The investigation shows 124 individuals, including at least eight minors, have been charged with lèse-majesté between November 2020 and August 2021. Nineteen of them served jail time. The new wave of charges is cited as a response to the rising pro-democracy protests across Thailand over the past year.

Juthatip Sirikan explains that the law is now being applied in such a broad way that people are not allowed to question government budgets and expenditure if they have any relationship with the royal family, which stifles criticism of the most basic government decision-making since there are an estimated 5,000 ongoing "royal" projects. "Article 112 of lèse-majesté could be the key (factor) in Thailand's political problems" the young activist argues.

In 2020 the Move Forward opposition party questioned royal spending paid by government departments, including nearly 3 billion baht (89,874,174 USD) from the Defense Ministry and Thai police for royal security, and 7 billion baht budgeted for royal development projects, as well as 38 planes and helicopters for the monarchy. Previously, on June 16, 2018, it was revealed that Thailand's Crown Property Bureau transferred its entire portfolio to the new King Maha Vajiralongkorn.

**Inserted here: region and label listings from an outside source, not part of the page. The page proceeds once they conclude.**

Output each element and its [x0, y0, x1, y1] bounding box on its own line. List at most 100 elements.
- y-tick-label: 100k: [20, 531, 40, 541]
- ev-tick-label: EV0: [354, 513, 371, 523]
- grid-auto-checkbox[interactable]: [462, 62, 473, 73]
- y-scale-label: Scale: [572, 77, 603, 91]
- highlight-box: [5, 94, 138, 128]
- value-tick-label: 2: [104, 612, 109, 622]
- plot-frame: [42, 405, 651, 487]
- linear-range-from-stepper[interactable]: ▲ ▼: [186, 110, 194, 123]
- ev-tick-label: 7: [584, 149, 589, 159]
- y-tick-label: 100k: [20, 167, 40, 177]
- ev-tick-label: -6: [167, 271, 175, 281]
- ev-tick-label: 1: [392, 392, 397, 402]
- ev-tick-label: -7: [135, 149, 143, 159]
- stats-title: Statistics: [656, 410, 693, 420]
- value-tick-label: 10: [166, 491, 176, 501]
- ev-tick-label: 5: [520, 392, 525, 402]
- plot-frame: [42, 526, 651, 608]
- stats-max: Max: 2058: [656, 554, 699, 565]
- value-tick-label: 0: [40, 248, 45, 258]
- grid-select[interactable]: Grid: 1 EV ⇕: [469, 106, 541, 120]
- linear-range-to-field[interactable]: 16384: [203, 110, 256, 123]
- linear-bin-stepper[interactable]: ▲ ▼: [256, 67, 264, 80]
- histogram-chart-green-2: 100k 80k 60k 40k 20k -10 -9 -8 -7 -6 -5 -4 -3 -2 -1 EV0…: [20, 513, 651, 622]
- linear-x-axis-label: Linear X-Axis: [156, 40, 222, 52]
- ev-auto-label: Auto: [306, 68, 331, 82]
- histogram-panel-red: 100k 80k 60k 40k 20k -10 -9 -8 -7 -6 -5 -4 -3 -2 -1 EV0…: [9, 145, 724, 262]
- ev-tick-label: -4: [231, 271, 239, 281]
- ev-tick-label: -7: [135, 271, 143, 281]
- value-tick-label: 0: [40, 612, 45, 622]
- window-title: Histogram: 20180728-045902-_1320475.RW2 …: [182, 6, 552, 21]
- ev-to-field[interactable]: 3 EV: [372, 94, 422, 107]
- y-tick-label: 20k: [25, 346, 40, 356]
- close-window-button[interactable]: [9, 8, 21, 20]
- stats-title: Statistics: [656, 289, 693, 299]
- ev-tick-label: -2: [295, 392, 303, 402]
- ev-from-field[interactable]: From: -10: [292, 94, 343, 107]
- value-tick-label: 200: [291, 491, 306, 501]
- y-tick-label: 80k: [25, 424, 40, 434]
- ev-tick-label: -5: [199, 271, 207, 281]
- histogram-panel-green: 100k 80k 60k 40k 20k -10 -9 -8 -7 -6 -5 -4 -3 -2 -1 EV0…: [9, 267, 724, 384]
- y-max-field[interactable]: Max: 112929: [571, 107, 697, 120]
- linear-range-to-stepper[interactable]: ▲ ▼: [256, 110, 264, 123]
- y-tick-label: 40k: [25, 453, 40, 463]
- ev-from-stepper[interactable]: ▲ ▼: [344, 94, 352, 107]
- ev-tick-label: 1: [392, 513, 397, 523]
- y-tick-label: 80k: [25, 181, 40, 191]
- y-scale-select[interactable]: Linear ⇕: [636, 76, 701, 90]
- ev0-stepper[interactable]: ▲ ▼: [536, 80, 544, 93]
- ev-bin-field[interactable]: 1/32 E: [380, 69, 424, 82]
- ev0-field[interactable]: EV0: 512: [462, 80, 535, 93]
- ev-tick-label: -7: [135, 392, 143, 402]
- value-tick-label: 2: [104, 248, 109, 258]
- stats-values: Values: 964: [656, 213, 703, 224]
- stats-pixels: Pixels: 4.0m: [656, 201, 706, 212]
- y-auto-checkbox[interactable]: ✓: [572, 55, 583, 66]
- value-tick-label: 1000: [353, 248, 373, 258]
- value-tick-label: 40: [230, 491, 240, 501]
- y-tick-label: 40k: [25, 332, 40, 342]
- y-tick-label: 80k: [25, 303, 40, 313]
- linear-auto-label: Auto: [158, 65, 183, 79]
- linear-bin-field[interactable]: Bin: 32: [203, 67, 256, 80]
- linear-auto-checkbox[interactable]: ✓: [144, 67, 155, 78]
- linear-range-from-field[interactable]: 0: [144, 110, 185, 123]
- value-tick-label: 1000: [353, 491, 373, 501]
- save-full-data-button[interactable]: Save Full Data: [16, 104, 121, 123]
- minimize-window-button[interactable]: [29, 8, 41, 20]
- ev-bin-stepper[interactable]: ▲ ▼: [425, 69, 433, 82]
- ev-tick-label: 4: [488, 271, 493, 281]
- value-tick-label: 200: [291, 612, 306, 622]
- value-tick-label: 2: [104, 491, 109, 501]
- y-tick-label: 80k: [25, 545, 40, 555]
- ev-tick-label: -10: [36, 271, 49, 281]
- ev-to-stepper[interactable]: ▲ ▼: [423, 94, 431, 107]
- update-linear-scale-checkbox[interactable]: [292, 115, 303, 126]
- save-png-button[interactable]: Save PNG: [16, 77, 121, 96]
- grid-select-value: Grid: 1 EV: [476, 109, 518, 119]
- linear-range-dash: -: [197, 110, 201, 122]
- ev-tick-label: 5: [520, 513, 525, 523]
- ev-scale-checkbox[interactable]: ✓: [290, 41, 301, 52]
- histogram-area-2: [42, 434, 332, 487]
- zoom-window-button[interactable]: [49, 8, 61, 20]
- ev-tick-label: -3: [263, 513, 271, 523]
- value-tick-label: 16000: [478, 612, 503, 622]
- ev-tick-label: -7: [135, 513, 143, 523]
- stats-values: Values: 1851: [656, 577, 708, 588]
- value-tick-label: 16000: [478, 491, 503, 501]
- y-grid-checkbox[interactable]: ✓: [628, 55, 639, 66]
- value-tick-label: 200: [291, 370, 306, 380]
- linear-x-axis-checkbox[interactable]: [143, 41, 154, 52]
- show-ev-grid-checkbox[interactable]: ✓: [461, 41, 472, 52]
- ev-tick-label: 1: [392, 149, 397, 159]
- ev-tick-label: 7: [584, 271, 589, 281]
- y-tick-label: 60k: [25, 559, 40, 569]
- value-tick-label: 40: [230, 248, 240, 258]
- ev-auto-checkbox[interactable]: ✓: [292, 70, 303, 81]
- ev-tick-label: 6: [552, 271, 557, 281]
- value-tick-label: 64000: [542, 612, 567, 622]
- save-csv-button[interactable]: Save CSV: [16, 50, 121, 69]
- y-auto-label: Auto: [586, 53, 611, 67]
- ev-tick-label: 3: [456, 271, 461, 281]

photo of graffiti of 112 crossed out on sidewalk

Protestors In Bangkok Call For Political Prisoner Release

Peerapon Boonyakiat/SOPA Images via ZUMA Wire

Freedom of speech at stake

"Article 112 shuts down all freedom of speech in this country", says Sirikan. "Even the political parties fear to touch the subject, so it blocks most things. This country cannot move anywhere if we still have this law."

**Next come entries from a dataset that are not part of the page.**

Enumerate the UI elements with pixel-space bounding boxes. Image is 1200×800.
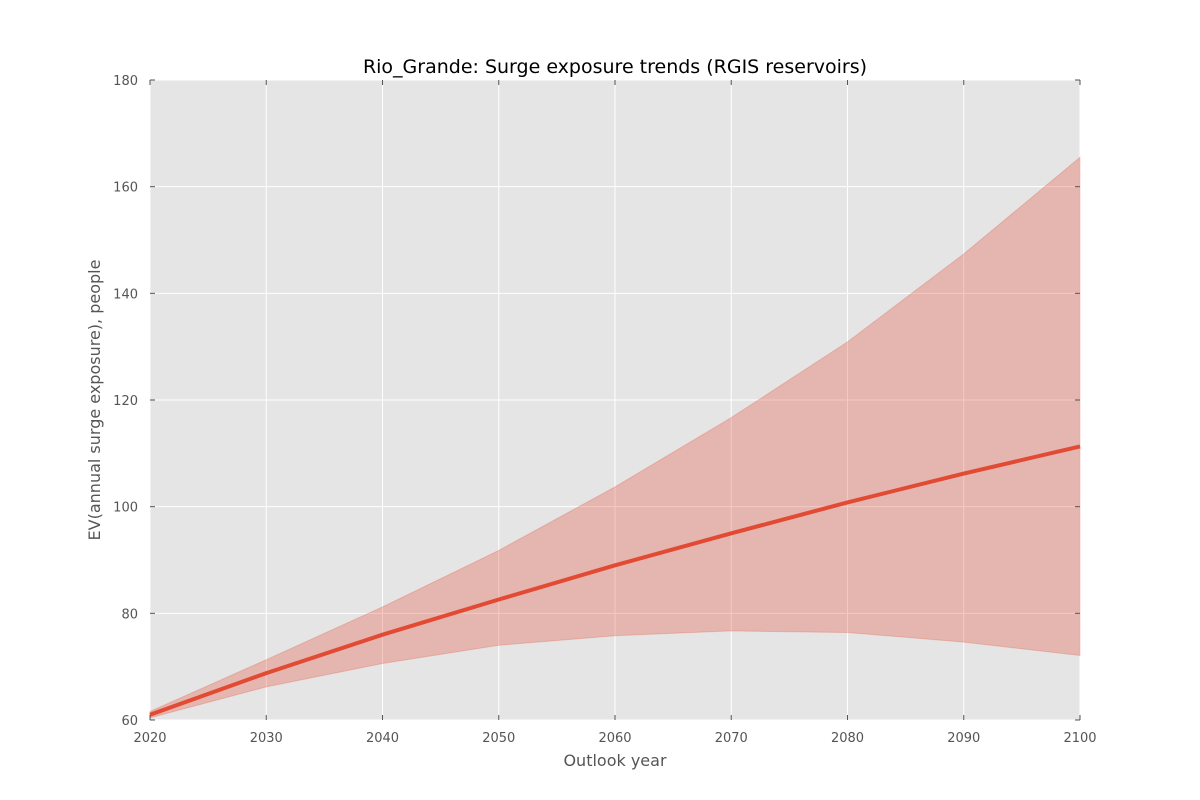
y-tick-label-60: 60 — [121, 714, 138, 729]
y-axis-label: EV(annual surge exposure), people — [85, 260, 104, 541]
x-tick-label-2100: 2100 — [1063, 731, 1096, 746]
x-tick-label-2050: 2050 — [482, 731, 515, 746]
series-line-expected-value — [149, 444, 1081, 717]
uncertainty-band — [149, 156, 1081, 719]
y-tick-label-140: 140 — [113, 287, 138, 302]
x-axis-label: Outlook year — [563, 751, 667, 770]
y-tick-label-80: 80 — [121, 607, 138, 622]
y-tick-labels: 60 80 100 120 140 160 180 — [113, 74, 138, 729]
chart-title: Rio_Grande: Surge exposure trends (RGIS … — [363, 56, 867, 78]
x-tick-label-2040: 2040 — [366, 731, 399, 746]
x-tick-label-2060: 2060 — [598, 731, 631, 746]
x-tick-label-2080: 2080 — [831, 731, 864, 746]
y-tick-label-100: 100 — [113, 501, 138, 516]
axis-ticks — [149, 79, 1081, 721]
x-tick-label-2090: 2090 — [947, 731, 980, 746]
y-tick-label-160: 160 — [113, 181, 138, 196]
x-tick-label-2030: 2030 — [250, 731, 283, 746]
y-tick-label-180: 180 — [113, 74, 138, 89]
x-tick-labels: 2020 2030 2040 2050 2060 2070 2080 2090 2100 — [133, 731, 1096, 746]
x-tick-label-2070: 2070 — [715, 731, 748, 746]
x-tick-label-2020: 2020 — [133, 731, 166, 746]
y-tick-label-120: 120 — [113, 394, 138, 409]
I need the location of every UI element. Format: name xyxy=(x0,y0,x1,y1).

The student activist herself was charged with lèse-majesté in September 2020, after simply citing a list of public documents that refer to royal family expenditure. Sirikan comes from a family that has faced the consequences of decades of political repression. Her grandfather, Tiang Sirikhan was a journalist and politician who openly protested against Thailand's involvement in World War II. He was accused of being a Communist and abducted in 1952. According to Sirikhan's family, he was killed by the state.

The new report was conducted by The International Federation for Human Rights (FIDH), Thai Lawyer for Human Rights (TLHR), and Internet Law Reform Dialogue (iLaw). It accuses Thai authorities of an increasingly broad interpretation of Article 112, to the point of "absurdity," including charges against people for criticizing the government's COVID-19 vaccine management, wearing crop tops, insulting the previous monarch, or quoting a United Nations statement about Article 112.

Activist in front of democracy monument in Thailand.

Shift to social media

While in the past the Article was only used against people who spoke about the royals, it's now being used as an alibi for more general political repression — which has also spurred more open campaigning to abolish it. Sirikan recounts recent cases of police charging people for spreading paint near the picture of the king during a protest, or even just for having a picture of the king as phone wallpaper.

The more than a century-old law is now largely playing out online, where much of today's protest takes place in Thailand. Sirikan says people are willing to go further on social media to expose information such as how the king intervenes in politics and the monarchy's accumulation of wealth, information the mainstream media rarely reports on them.

Not surprisingly, however, social media is heavily monitored and the military is involved in Intelligence operations and cyber attacks against human rights defenders and critics of any kind. In October 2020, Twitter took down 926 accounts, linked to the army and the government, which promoted themselves and attacked political opposition, and this June, Google removed two Maps with pictures, names, and addresses, of more than 400 people who were accused of insulting the Thai monarchy. "They are trying to control the internet as well," Sirikan says. "They are trying to censor every content that they find a threat".